US gives up on peace deal with the Taliban
Even though the administration of US President Barack Obama has made resolving the war in Afghanistan an obligation since the early days on the campaign trail, the White House’s approach at how exactly to close the curtain on that operation has been altered relentlessly in the years since. Now according to sources speaking out to the New York Times this week, the next action taken by America may very well be throwing in the towel as the US considers once and for all walking away.
“I don’t see it happening in the next couple years,” a senior coalition officer speaking on condition of anonymity explains the odds of a peaceful outcome to the paper.“It’s a very resilient enemy, and I’m not going to tell you it’s not,” the officer says. “It will be a constant battle, and it will be for years.”

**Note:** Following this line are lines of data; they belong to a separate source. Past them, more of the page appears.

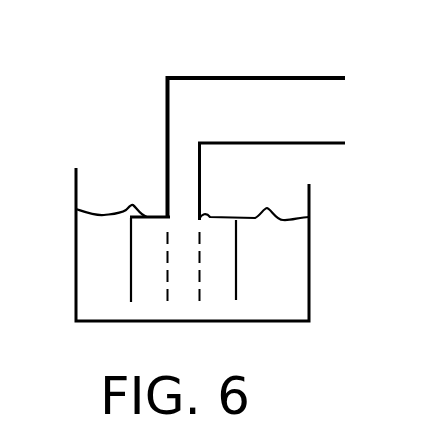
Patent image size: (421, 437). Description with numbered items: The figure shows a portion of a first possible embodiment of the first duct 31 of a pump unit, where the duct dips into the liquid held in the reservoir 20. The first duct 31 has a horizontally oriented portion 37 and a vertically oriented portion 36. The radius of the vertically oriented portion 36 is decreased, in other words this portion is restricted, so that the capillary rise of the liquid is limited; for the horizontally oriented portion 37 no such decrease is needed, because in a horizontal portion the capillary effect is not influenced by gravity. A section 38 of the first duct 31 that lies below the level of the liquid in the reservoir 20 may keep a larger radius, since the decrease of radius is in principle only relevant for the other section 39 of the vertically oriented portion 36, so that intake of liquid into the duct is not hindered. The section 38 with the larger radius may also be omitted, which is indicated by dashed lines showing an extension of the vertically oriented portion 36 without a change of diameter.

The reservoir 20 is at (295, 260).
The first duct 31 is at (260, 100).
The horizontally oriented portion 37 is at (310, 98).
The other section of the vertically oriented portion 39 is at (178, 150).
The vertically oriented portion 36 is at (179, 203).
The section below liquid level 38 is at (140, 267).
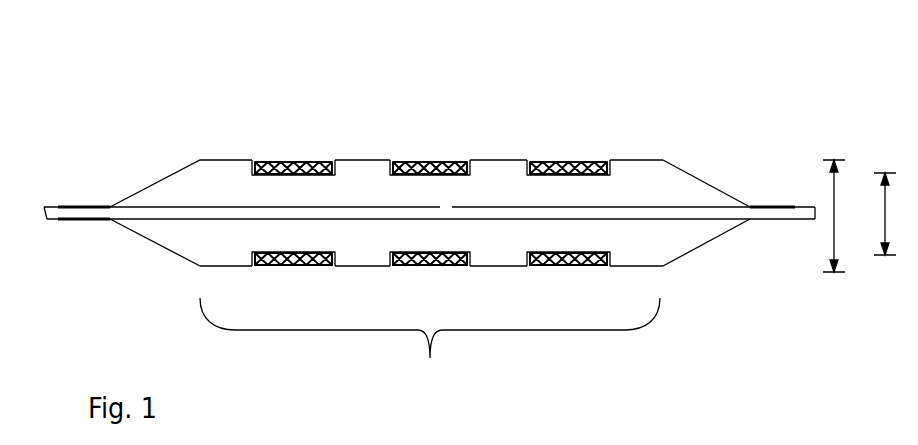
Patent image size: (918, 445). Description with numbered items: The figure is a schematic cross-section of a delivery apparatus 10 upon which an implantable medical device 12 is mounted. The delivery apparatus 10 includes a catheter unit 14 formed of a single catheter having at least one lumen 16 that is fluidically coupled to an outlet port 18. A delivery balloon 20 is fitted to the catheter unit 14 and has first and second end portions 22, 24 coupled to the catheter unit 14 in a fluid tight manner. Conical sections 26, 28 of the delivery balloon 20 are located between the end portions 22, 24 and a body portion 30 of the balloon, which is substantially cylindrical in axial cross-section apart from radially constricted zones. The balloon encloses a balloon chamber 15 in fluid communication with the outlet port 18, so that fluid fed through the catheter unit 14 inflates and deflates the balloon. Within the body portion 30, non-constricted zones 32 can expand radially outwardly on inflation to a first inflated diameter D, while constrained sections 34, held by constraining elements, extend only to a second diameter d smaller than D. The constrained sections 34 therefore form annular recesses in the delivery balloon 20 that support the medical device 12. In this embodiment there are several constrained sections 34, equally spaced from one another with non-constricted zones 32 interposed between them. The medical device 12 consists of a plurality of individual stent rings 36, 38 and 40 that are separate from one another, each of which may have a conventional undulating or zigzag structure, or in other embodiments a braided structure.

The delivery apparatus 10 is at (632, 70).
The implantable medical device 12 is at (273, 103).
The catheter unit 14 is at (77, 237).
The balloon chamber 15 is at (374, 180).
The lumen 16 is at (44, 206).
The outlet port 18 is at (445, 200).
The delivery balloon 20 is at (698, 143).
The first end portion 22 is at (76, 206).
The second end portion 24 is at (763, 206).
The conical section 26 is at (152, 243).
The conical section 28 is at (713, 242).
The body portion 30 is at (430, 319).
The non-constricted zone 32 is at (210, 160).
The constrained section 34 is at (250, 266).
The stent ring 36 is at (295, 266).
The stent ring 38 is at (432, 266).
The stent ring 40 is at (557, 266).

That source and others suggest to the media that the time might finally be right to roll out the last of America’s troops in Afghanistan, a decision that comes but only days after the Pentagon confirmed that the 33,000 troops sent overseas in a “surge” at the start of the Obama administration have finally finished their stay. The track record that comes with America’s decade-plus operation there isn’t necessarily one worth boasting about, though: at the same time, the Associated Press reports that the death toll of US troops killed overseas has recently hit the 2,000 mark, a grim statistics that other outlets had already suggested America incurred even earlier in 2012.

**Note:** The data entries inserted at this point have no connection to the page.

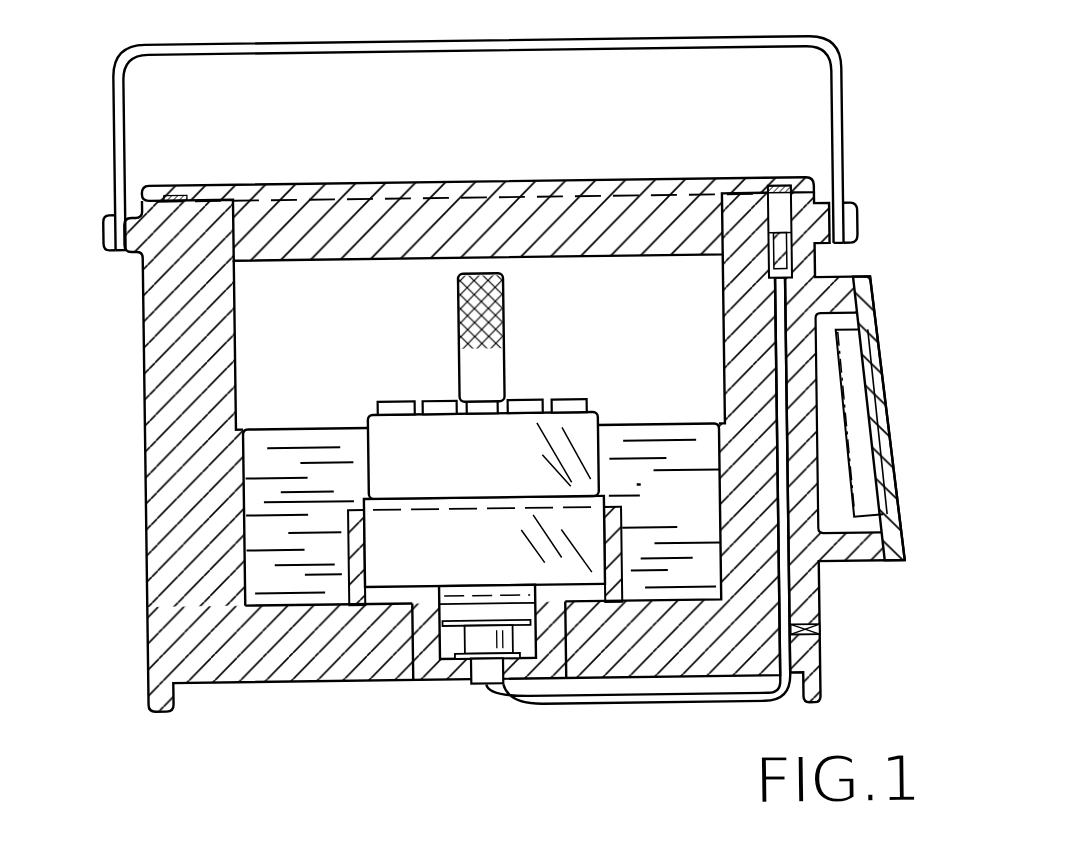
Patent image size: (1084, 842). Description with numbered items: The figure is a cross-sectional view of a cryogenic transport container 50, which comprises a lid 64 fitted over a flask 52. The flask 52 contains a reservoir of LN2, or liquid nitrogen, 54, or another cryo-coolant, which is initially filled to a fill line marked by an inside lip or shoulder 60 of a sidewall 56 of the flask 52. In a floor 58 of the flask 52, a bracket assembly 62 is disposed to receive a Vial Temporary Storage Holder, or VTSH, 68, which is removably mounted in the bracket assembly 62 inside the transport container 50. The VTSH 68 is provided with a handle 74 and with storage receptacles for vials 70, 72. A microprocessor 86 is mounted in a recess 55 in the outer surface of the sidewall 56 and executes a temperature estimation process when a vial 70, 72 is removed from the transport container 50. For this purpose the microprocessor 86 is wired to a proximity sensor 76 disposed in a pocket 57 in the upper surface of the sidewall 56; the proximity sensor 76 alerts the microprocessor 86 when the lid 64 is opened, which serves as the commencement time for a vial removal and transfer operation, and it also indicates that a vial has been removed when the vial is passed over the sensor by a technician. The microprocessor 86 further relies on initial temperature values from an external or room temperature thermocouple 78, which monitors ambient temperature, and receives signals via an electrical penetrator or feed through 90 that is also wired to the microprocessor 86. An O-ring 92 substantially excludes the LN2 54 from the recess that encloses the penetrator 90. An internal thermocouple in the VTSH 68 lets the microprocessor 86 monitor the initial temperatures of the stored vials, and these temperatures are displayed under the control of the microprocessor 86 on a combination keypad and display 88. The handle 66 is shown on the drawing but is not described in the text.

The cryogenic transport container 50 is at (886, 186).
The flask 52 is at (133, 425).
The LN2 (liquid nitrogen) 54 is at (635, 422).
The recess 55 is at (838, 490).
The sidewall 56 is at (172, 330).
The pocket 57 is at (766, 262).
The floor 58 is at (295, 668).
The inside lip or shoulder 60 is at (248, 427).
The bracket assembly 62 is at (428, 687).
The lid 64 is at (400, 187).
The handle 66 is at (621, 52).
The Vial Temporary Storage Holder (VTSH) 68 is at (416, 334).
The vial 70 is at (521, 394).
The vial 72 is at (583, 394).
The handle 74 is at (507, 322).
The proximity sensor 76 is at (747, 185).
The external or room temperature thermocouple 78 is at (817, 630).
The microprocessor 86 is at (853, 358).
The combination keypad and display 88 is at (897, 438).
The electrical penetrator or feed through 90 is at (474, 686).
The O-ring 92 is at (460, 593).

"The tally is modest by the standards of war historically, but every fatality is a tragedy and 11 years is too long," the Brookings Institution’s Michael O'Hanlon said to the AP of the ever-growing death count.
In an attempt to ease out of Afghanistan in time for an earlier-imposed 2014 deadline, the Obama administration has made repeated claims during his tenure that the White House insists would expedite the end to the war. Last year, the White House asked Taliban leaders to erect an embassy-like establishment in the country of Qatar to begin diplomatic peace talks with other nations “free from the threat or harassment or arrest,” as the New York Times explained, and another deal was brought to the table that would have involved the exchange of five insurgents held by the US at the Guantanamo Bay military prison in exchange for a single American soldier, Sgt. Bowe Bergdahl. Neither of these efforts materialized past preliminary discussions, though, and the next maneuver for the American military is looking more and more likely to involve letting the Afghan government handle negations with the Taliban themselves.
“Peace is not a subject any longer,” Syed Muhammad Akbar Agha, a former Taliban military commander who lives in Kabul, tells the Times. According to Mr. Agha, some insurgents were willing to work with the Obama administration’s ideas to end the way through negotiations, but all sides of the discussion could be blamed for what is increasingly looking like a total failure: the Taliban, says Agha, “didn’t do a good [Information Operations] campaign to sell it to their people”; Karzai’s cabinet was “backpedaling hard.”
Operation Enduring Freedom will turn 11 years old on October 7, 2012. Two months after the decade-long milestone was marked last year, US Defense Secretary Leon Panetta said, “My hope is that we maintain a long-term relationship with Afghanistan, that we don’t just simply pick up and get out.”
“We spilled too much blood here,” Panetta said.